Fact or Fiction: Albert hated gambling.
Fact: Yes, he was very against anything that reminded him of his father. He was very dissolute. So yes, he didn’t like gambling.
- 2.
Fact or Fiction: Bertie was ambivalent about being king some day.
Fact: Yes, that’s all true. He didn’t realize, and he had to be told, that he was going to be king—because he just assumed because his mother was the queen, and because his older sister was so much better at everything than him—that she would be queen. And so one day they had to take him aside and say actually, Bertie, you’re up next, and I think he was pretty horrified by that.
- 3.
Fact or Fiction: Weapons were planted to try to portray the Chartists as violent.
Fiction: No, that is a bit of embroidery on my part. However, there was definitely a lot of what we would call “spin” at the time, and the idea was to put the Chartists in the worst possible light. So it didn’t happen, but it easily could have done. What I’m trying to do when I’m making stuff up is to make it as close to what could have happened as possible. And there’s no doubt that at the time, everyone was terrified of what the Chartists would do. They thought that the spark that had been lit in France would just come over and ignite on this side of the Channel.
- 4.
Fact or Fiction: Victoria resisted pressures from government to use force to contain the Chartists' demonstration.

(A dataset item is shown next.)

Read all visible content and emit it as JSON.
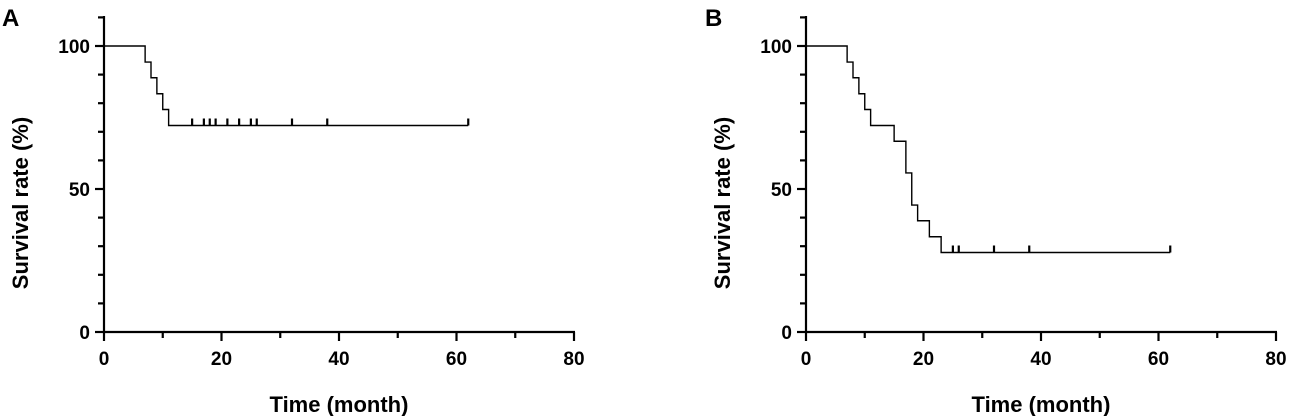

Fiction: No, she didn’t. I’m afraid I’ve given her probably more liberal outlooks than she probably had. So no, I can’t say that she did. But I think that she couldn’t quite believe that they would actually hurt her.
- 5.
Fact or Fiction: There was an armed blockade at the bridges to keep the Chartists contained during their march.
Fact: Yes, that did happen. But Victoria wasn’t there; she’d gone already by this point. But she was extremely concerned about leaving London. I think she was very ambivalent about what was going to happen, and she was both terrified and distraught because the idea of losing the love of her people was a terrible blow for her.
- 6.
Fact or Fiction: Albert had the Hercules in Bondage painting hanging in his bathroom.
Fact: Yes, that’s true, that’s all true. It was certainly in his bathroom, in Osborne. I thought it was a hilarious joke on his part, so I had to put it in. I mean, anyone who says that Albert doesn’t have a sense of humor has not seen that painting.